Ainda conforme a entidade, além do indiciamento, a Justiça atendeu um pedido da PF e do Ministério Público Federal (MPF) e determinou o bloqueio de até R$ 38 bilhões de quatro contas pertencentes à empresa e também a outros investigados.

Chamada de operação Kryptos, a ação chega agora em sua fase final, tendo como alvo principal, além de Glaidson Acácio, sua mulher, a venezuelana Myrellis Zerpa, que hoje se encontra nos Estados Unidos.

De acordo com a Polícia Federal, ela é considera que ela é foragida. Já Glaidson está preso em uma unidade do sistema penitenciário de Gericino, na Zona Oeste do Rio.

Relembre o caso envolvendo as criptomoedas

MPF revelou no final de agosto que estava investigando se a empresa GAS Consultoria Bitcoin, companhia com o maior número de investidores na cidade de Cabo Frio, no Rio de Janeiro, vinha praticando golpes do tipo pirâmide financeira.

De acordo com o órgão, o foco era Glaidson Acácio, dono da empresa, alvo de uma denúncia há dois anos por possível prática do crime utilizando uma aplicação disfarçada em bitcoins, uma criptomoeda.

Segundo o órgão, Glaidson Acácio prometia lucros de 10% por mês nos investimentos em criptomoedas.
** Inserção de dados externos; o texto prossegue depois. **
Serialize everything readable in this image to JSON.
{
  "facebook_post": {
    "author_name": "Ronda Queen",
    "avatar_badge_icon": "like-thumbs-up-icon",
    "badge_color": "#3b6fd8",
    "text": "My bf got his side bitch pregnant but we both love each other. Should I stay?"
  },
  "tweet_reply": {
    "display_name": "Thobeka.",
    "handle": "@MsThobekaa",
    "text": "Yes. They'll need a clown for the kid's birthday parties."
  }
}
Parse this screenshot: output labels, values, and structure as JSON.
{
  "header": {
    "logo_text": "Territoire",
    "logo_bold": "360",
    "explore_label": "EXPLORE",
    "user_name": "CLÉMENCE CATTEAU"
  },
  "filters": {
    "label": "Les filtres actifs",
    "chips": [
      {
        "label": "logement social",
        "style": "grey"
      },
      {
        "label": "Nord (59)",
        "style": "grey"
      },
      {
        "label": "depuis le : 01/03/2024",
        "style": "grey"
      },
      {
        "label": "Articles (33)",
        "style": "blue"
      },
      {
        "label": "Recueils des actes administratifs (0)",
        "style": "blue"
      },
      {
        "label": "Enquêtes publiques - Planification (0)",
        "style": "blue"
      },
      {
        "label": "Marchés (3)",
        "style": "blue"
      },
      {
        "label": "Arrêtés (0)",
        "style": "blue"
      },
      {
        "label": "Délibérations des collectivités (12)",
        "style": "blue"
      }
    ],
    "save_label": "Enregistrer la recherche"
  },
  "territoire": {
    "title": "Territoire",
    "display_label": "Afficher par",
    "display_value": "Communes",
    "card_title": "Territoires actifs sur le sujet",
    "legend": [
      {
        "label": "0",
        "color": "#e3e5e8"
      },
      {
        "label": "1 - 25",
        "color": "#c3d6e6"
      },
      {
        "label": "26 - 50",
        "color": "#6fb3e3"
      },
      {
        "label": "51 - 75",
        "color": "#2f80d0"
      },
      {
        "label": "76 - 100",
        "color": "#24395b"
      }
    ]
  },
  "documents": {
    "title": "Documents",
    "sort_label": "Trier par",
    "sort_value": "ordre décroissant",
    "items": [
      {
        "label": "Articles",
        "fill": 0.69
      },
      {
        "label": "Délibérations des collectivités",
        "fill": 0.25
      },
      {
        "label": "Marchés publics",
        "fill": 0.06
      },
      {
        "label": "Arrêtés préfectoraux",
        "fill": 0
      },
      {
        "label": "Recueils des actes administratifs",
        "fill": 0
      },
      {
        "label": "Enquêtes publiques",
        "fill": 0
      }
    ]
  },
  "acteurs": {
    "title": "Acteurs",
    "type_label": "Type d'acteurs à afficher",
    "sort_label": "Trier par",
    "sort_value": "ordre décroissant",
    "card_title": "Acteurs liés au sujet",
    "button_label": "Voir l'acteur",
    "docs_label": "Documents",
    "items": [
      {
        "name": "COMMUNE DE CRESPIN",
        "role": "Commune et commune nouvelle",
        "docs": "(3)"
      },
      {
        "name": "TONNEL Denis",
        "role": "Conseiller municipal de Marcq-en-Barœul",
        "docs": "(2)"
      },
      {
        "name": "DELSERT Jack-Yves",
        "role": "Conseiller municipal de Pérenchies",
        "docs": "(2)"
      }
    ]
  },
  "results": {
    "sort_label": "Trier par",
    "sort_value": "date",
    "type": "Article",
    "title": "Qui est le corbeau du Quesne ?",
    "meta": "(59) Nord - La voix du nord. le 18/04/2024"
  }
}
Todavia, no fim das contas, as pessoas que entraram no negócio acabaram com prejuízos enormes, pois o empresário ficava com o dinheiro para si, ou seja, não fazia nenhum investimento.

Hoje, de acordo com a Polícia Federal, Glaidson se encontra preso por ser suspeito de praticar crimes como: contra o sistema financeiro, organização criminosa e lavagem dinheiro. Além disso, uma outra investigação, agora da Polícia Civil, apura delitos contra a economia popular, que é explorar o esquema de pirâmide e lavagem de dinheiro.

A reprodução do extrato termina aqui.